The difference between the previous ballroom and the new one is startling. Academy leaders prohibited too much photo-taking last week, preferring to save the visual impact for donors, they said. But the space, much brighter with newly painted portraits of Bach, Haydn, Mozart, and Beethoven, as well as scenes from Mozart operas, is slated to open to the public Sept. 23, the same day as a tribute to Leonore Annenberg, the late philanthropist and queen mother to the Academy and the Philadelphia Orchestra. She and her husband, Walter, directed about $100 million to both institutions during several decades of involvement, says outgoing orchestra chairman and former Academy president Harold A. Sorgenti.
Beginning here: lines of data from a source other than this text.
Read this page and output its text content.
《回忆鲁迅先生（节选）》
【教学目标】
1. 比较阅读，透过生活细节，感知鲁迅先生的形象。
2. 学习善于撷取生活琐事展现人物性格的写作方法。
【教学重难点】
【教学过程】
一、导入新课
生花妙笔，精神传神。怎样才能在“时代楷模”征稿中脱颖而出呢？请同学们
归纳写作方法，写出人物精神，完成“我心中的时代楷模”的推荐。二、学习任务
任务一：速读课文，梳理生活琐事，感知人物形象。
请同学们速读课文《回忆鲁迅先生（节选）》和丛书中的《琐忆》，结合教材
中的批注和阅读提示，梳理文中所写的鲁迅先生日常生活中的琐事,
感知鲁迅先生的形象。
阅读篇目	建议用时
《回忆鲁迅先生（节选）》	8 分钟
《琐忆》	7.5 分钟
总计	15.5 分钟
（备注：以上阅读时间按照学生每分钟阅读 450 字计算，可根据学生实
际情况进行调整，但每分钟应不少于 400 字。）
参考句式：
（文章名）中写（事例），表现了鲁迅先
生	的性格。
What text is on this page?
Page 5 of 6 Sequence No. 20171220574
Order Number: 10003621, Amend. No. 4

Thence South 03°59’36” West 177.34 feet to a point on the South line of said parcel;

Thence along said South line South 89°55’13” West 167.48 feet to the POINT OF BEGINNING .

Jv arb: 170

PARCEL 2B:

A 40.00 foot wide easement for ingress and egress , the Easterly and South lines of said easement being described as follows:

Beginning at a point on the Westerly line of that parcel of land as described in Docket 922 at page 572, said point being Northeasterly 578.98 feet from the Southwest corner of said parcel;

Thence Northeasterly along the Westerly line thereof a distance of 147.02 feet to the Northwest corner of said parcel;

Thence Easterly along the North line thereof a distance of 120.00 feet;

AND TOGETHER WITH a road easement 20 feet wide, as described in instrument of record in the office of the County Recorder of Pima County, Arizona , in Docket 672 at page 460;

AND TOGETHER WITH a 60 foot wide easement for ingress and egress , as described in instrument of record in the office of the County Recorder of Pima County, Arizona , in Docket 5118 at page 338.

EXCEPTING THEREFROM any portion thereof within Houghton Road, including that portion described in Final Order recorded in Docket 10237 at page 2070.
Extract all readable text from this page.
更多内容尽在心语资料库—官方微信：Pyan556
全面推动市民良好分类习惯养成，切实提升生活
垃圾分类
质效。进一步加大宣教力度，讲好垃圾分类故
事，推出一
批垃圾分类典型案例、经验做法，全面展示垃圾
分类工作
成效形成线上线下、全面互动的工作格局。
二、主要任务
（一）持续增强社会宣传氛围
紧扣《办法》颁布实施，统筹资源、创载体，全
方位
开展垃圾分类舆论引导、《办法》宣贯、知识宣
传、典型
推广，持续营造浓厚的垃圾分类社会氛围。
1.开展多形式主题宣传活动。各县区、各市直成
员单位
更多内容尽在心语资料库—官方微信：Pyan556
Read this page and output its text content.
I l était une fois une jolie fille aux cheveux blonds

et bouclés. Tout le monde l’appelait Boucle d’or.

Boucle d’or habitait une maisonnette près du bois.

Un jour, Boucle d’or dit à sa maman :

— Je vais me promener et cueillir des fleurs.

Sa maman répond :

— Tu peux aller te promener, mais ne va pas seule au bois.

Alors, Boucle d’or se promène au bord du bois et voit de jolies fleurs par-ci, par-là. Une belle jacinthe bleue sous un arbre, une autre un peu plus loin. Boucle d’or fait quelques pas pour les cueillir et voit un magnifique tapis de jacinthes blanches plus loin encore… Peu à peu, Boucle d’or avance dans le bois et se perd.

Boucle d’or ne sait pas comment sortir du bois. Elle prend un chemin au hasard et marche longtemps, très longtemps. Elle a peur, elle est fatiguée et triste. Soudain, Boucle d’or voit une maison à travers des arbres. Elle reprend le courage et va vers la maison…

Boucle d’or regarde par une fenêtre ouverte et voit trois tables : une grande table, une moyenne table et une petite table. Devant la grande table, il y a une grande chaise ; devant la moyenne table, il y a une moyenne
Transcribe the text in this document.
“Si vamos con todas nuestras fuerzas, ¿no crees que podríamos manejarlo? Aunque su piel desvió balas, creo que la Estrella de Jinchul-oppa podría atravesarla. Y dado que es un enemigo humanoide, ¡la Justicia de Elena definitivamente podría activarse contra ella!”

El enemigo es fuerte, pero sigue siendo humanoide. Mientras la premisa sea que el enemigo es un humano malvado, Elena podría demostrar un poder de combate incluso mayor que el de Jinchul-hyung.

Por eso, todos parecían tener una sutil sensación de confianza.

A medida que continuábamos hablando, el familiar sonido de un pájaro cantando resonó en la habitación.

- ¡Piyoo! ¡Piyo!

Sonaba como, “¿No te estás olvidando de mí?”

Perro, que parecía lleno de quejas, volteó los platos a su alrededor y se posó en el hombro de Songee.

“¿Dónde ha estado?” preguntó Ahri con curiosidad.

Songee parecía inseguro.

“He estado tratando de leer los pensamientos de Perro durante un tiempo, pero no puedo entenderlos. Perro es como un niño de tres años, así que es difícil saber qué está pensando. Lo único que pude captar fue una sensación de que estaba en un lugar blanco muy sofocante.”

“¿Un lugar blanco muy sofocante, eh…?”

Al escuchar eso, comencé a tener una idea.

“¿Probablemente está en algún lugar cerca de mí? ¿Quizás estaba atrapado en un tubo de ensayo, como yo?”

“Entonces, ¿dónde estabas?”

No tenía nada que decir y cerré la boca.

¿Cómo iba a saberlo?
Mrs. Annenberg gave $5.6 million to the Academy ballroom project, with the rest of the $10 million cost coming from Academy endowment, anniversary ball proceeds, and other donors.

Ironically, the restoration funded by Mrs. Annenberg won't be enjoyed by another group with which she was involved. The space - which a Kimmel Center spokesman said will rent for $3,000 a day - has become too expensive for the Morning Musicales concerts, produced by the West Philadelphia Committee for the Philadelphia Orchestra, of which Annenberg was a member.

The Academy is managed by the Kimmel Center, even though the orchestra owns it and oversees major renovations such as the ballroom project. Morning Musicales, held for 46 years in the ballroom until displaced by the renovations, will move to the Curtis Institute of Music for at least the coming season, one of its leaders says.

Philadelphia Orchestra chamber music concerts moved from the ballroom to the Kimmel Center along with the orchestra in 2001. Some of the orchestra's Sound All Around concerts for young children will return to the ballroom this season.

A Kimmel spokesman did not provide details about what is expected to be booked in the ballroom in the coming season.

Other changes have taken place at the Academy during the summer. Past the foyer, in the north and south staircases, the jaundiced faux marble of the curved walls has a new color scheme. Rather than yellow - with red highlights made at some point, strangely, with permanent marker - the walls are now a brightened white-gray faux-marble pattern.

The Broad Street side of the building will change fairly dramatically in the next month. Philadelphians have long accepted the darkish brown coating over the masonry as authentic. But it will be lightened, from dark chocolate to a cappuccino color closer to the original.

Academy president Joanne McNeil Lewis points out that once the Broad Street facade looks better, the Locust Street side will appear more conspicuously in need of attention - another fund-raising opportunity, she says. "It's going to look very obvious."

A blanket of absolute quiet was the acoustical good achieved by shutting off the ballroom from the outside world in the 1950s. Now, with the windows clear again, a new rug and other changes, what will the room sound like?

We'll have to wait for the first concerts to learn anything about the interior sound. But passing sirens and bus roars should be kept to a minimum by a double set of doors, each with double-paned glass and rubber acoustical seals.

The rumble of the Broad Street subway that vibrates up through the building? The Kimmel Center was built with rubber seals insulating its two halls from trains. But in the Academy - now looking more circa 1857 than it has in decades - that sound is here to stay, an irrepressibly contemporary audio link to the world outside.